Pen Thief Robot


GitHub Back to Homepage

Overview

Overview


This project combines computer vision, robotics, and sensor integration to create a system capable of detecting, aligning, and interacting with objects in a 3D environment. Utilizing Intel RealSense cameras for depth and RGB data, the system implements color-based masking, adaptive thresholding, and contour detection to identify objects of interest. The 3D coordinates of these objects are calculated from pixel data, enabling precise spatial localization. A robotic arm, controlled through the Interbotix Manipulator library, is programmed to execute various motions such as reaching, grasping, and positional adjustments.

Hardware

Results

Interbotix PincherX-100 Arm

Second Image

RealSense D455 Depth Camera

The PincherX-100 robot arm is a compact, versatile robotic manipulator designed for precision tasks, featuring four degrees of freedom and a gripper capable of executing intricate pick-and-place operations. In this project, the arm is utilized for object manipulation, leveraging its accuracy and ease of programming through the Interbotix Manipulator library. Complementing this is the Intel RealSense D455 depth camera, which provides high-resolution depth and RGB data for 3D perception. With its extended range and precise depth sensing, the D455 enables accurate object detection and spatial localization, forming the backbone of the vision system that guides the PincherX-100 in real-world interaction scenarios.


Pen Detection

Pen Detection using OpenCV

The system utilizes OpenCV to process live video input from the RealSense D455 depth camera. By converting the image to the HSV color space, specific color ranges for the pen are isolated using a mask, allowing for robust color-based segmentation. Contour detection is then applied to identify the pen's shape, enabling precise localization within the frame. Once the contour is detected, an average of the contour points is taken to get the center of the pen, which is represented with a red dot in OpenCV.

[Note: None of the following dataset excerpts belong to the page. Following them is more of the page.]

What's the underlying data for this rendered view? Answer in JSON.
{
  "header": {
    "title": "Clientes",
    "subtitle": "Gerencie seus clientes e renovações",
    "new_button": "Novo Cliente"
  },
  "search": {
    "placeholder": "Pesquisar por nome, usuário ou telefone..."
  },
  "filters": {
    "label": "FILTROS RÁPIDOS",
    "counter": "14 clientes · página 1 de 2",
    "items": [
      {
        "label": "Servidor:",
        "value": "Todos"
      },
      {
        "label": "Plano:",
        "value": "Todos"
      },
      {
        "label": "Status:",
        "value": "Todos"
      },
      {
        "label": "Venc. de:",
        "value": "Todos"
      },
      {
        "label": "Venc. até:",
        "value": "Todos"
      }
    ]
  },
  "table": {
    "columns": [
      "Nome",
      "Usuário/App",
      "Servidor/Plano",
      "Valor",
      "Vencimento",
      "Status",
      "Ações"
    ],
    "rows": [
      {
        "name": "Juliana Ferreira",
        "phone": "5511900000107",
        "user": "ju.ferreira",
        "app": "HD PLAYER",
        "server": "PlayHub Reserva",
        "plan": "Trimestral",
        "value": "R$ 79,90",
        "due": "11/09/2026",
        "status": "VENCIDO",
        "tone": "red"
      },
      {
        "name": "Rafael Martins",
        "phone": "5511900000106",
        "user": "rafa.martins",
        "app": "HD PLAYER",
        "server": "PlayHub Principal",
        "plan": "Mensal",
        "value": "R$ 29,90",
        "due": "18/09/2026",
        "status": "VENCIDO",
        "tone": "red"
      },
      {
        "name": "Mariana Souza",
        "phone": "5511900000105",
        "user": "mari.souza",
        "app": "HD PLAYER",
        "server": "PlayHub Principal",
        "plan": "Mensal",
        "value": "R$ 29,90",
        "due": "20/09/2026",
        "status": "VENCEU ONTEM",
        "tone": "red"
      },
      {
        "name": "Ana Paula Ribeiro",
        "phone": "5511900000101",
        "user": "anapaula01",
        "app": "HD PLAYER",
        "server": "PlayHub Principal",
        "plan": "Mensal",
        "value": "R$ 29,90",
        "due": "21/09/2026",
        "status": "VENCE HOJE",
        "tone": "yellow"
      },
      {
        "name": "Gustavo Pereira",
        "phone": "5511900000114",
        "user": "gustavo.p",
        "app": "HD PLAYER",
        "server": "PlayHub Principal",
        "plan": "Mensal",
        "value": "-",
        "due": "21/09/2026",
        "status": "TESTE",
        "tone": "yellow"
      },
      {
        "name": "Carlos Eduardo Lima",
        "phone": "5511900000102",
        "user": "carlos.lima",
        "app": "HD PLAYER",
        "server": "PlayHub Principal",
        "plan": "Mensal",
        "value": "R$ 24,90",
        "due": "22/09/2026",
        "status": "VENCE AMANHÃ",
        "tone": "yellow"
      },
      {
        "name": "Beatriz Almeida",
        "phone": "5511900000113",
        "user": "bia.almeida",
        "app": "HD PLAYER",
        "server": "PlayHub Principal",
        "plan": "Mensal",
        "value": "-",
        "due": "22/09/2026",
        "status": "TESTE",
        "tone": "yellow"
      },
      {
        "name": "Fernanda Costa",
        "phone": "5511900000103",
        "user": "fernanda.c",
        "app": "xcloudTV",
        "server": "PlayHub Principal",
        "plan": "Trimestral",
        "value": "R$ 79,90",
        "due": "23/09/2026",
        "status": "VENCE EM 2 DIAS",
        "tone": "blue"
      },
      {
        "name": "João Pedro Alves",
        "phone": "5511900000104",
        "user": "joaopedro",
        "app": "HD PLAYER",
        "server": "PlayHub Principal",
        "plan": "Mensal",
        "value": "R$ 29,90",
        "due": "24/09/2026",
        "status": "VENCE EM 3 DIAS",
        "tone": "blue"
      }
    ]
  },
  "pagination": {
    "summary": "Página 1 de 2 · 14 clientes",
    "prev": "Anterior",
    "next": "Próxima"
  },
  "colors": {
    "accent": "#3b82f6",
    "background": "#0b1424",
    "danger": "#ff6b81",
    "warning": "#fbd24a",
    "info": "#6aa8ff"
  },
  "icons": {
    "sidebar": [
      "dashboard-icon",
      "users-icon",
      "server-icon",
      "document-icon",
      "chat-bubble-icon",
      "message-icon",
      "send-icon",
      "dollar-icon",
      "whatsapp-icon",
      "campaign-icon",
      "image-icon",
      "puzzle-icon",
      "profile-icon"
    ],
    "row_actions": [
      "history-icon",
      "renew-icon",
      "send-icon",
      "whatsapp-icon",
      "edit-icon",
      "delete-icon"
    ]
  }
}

Converting 2D Points to 3D Space

After detecting the pen's contour in the 2D image frame, the centroid of the contour is computed to represent the pen's location in pixel coordinates (u, v). The depth value corresponding to this pixel is retrieved from the depth image, which provides the distance of the pen from the camera in meters. These values are then passed through the camera's intrinsic parameters to transform the 2D pixel coordinates and depth into real-world 3D coordinates (x, y, z) in the camera's coordinate system. These 3D coordinates are subsequently transformed into the robot's reference frame, enabling the PincherX-100 arm to accurately interact with the pen in physical space.

Controlling the Arm

Once the 3D space representation of the pen is determined, the PincherX-100 robot arm is controlled using the InterbotixManipulatorXS API to interact with the pen. The arm can be directed to specific positions in the 3D workspace by setting the end-effector's pose through the set_ee_pose_components method, which takes the calculated (x, y, z) coordinates. For fine-grained control, individual joints can be adjusted using the set_single_joint_position method, while multiple joints can be coordinated via the set_joint_positions method.

The robot also features predefined poses, such as home and sleep positions, for initialization and standby states. Additional commands allow the gripper to grasp or release objects and enable movement in specific directions like forward, backward, up, or down. This modular control framework ensures precise and flexible manipulation of the arm based on real-world spatial data.